The technological revolution has profoundly transformed the legal profession. With a boom in legal technology businesses, accessing legal services and legal information has become undemanding than ever. One of the aspects of this technological revolution in the legal arena is the blueprint of how legal research is conducted by legal professionals.
Quality research is indispensable when it comes to practising law and the internet has burgeoned into the primary source of information. A task that used to take the arduous perusal of manuals, journals, and books, now takes seconds. Information is being uploaded and updated within seconds, paving way for adroit and swift legal research.
Technology has ameliorated the way Judiciary has been working. In the past decade, the entire database of ongoing cases has been made available online for anyone to access. Court management has been simplified as the entire database of pending as well as decided cases are present on the internet rather than in bulky files.
Another monumental development in legal research through the integration of technology is the easy of Intellectual Property Rights (IPR) research. Performing a Trademark or Patent research to know if there already exists an identical Intellectual Property has become elementary. This has directly diminished the number of IPR infringements that occur due to a dearth of thorough research.
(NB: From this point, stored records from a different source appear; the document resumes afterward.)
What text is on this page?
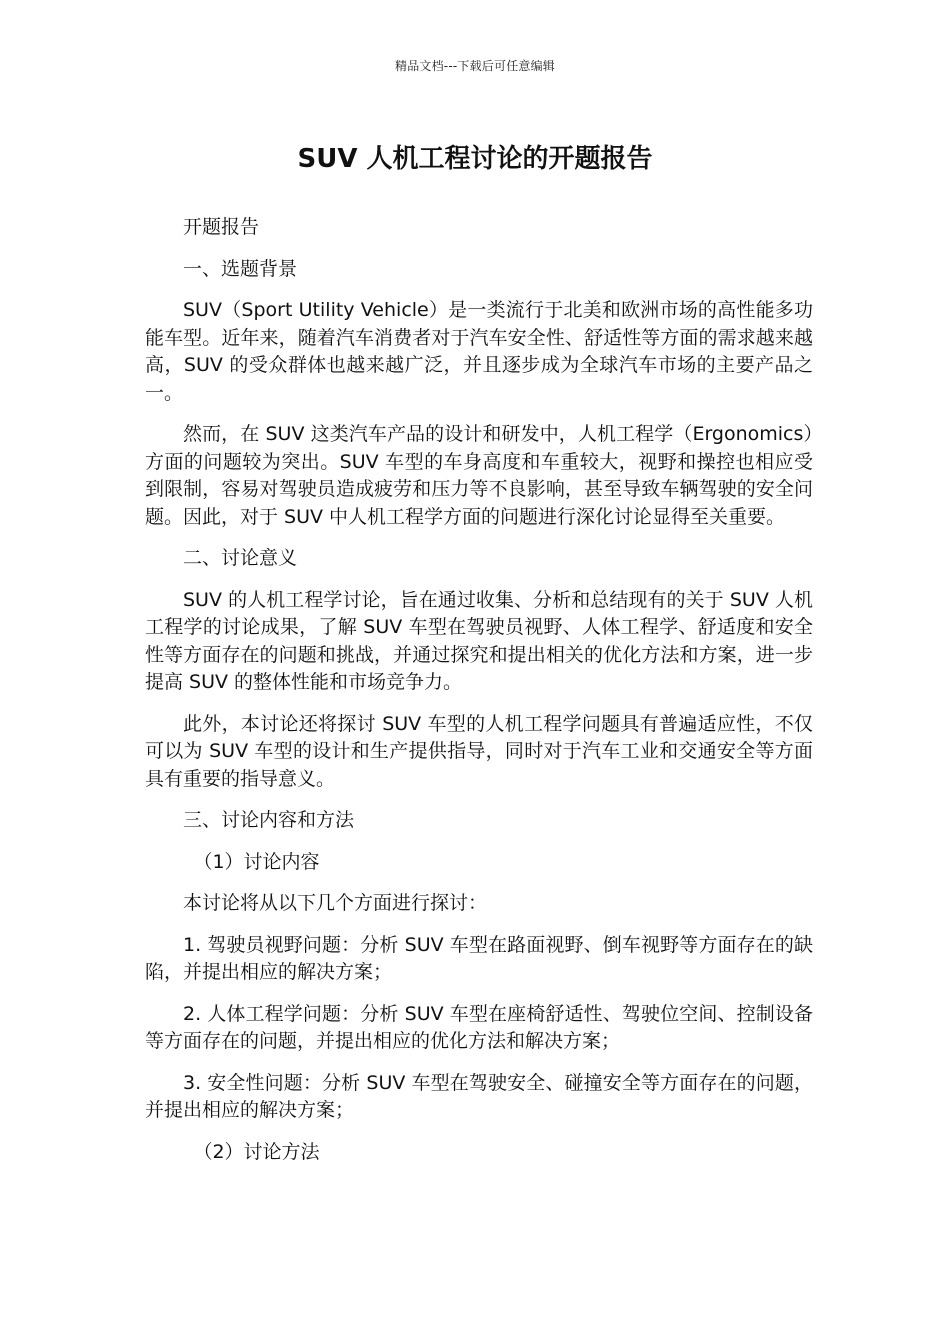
精品文档---下载后可任意编辑
SUV 人机工程讨论的开题报告

开题报告

一、选题背景

SUV（Sport Utility Vehicle）是一类流行于北美和欧洲市场的高性能多功能车型。近年来，随着汽车消费者对于汽车安全性、舒适性等方面的需求越来越高，SUV 的受众群体也越来越广泛，并且逐步成为全球汽车市场的主要产品之一。

然而，在 SUV 这类汽车产品的设计和研发中，人机工程学（Ergonomics）方面的问题较为突出。SUV 车型的车身高度和车重较大，视野和操控也相应受到限制，容易对驾驶员造成疲劳和压力等不良影响，甚至导致车辆驾驶的安全问题。因此，对于 SUV 中人机工程学方面的问题进行深化讨论显得至关重要。

二、讨论意义

SUV 的人机工程学讨论，旨在通过收集、分析和总结现有的关于 SUV 人机工程学的讨论成果，了解 SUV 车型在驾驶员视野、人体工程学、舒适度和安全性等方面存在的问题和挑战，并通过探究和提出相关的优化方法和方案，进一步提高 SUV 的整体性能和市场竞争力。

此外，本讨论还将探讨 SUV 车型的人机工程学问题具有普遍适应性，不仅可以为 SUV 车型的设计和生产提供指导，同时对于汽车工业和交通安全等方面具有重要的指导意义。

三、讨论内容和方法

（1）讨论内容

本讨论将从以下几个方面进行探讨：

1. 驾驶员视野问题：分析 SUV 车型在路面视野、倒车视野等方面存在的缺陷，并提出相应的解决方案；

2. 人体工程学问题：分析 SUV 车型在座椅舒适性、驾驶位空间、控制设备等方面存在的问题，并提出相应的优化方法和解决方案；

3. 安全性问题：分析 SUV 车型在驾驶安全、碰撞安全等方面存在的问题，并提出相应的解决方案；

（2）讨论方法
A vast online repository of legal data has been created with numerous blogs, websites, and forums dedicated solely to legal knowledge. Legal technology businesses are playing a prominent role in creating this repository by providing a nexus of the database on legal topics and answering the queries posted by laymen.
These ‘legal tech’ businesses are developing an assortment of technology that enables legal research, the most revolutionary being Artificial Intelligence (AI). AI means the ability of a machine to perform tasks that otherwise require human intelligence. The current AI technology uses algorithms that imitate decision-making, learning and analyzing processes performed by humans.
Another technology that succours legal research is electronic discovery or e-discovery, a process by which legal data that is stored in electronic format can be located, secured and searched. This data can then be utilized as evidence in a litigation proceeding. E-discovery employs algorithms and patterns to identify and process relevant data into evidence, saving lawyers and corporate legal counsels billable hours that are otherwise wasted in performing redundant processes.
E-discovery also engage predictive analysis or coding to read human behaviour patterns, recognize cases and phrases. Predictive analysis is a data analytics tool that sanctions data-driven legal research as it assembles a colossal amount of data and analyzes the available content through natural language processing techniques.
Cognitive legal research technologies have brought astute codings, algorithms, cloud-based servers, etc. and shifted the focus on reducing the time taken and money spent on performing expendable research from the available plethora of laws, precedents, case laws, and another form of legal data.
Lawyers, in-house counsels, and corporate law departments are implementing these tools to reduce costs, save time and improve efficiency. The total number of hours employed to perform legal research is reduced tremendously. These legal research tools deliver more accurate and complete answers by covering all aspects of the subject matter.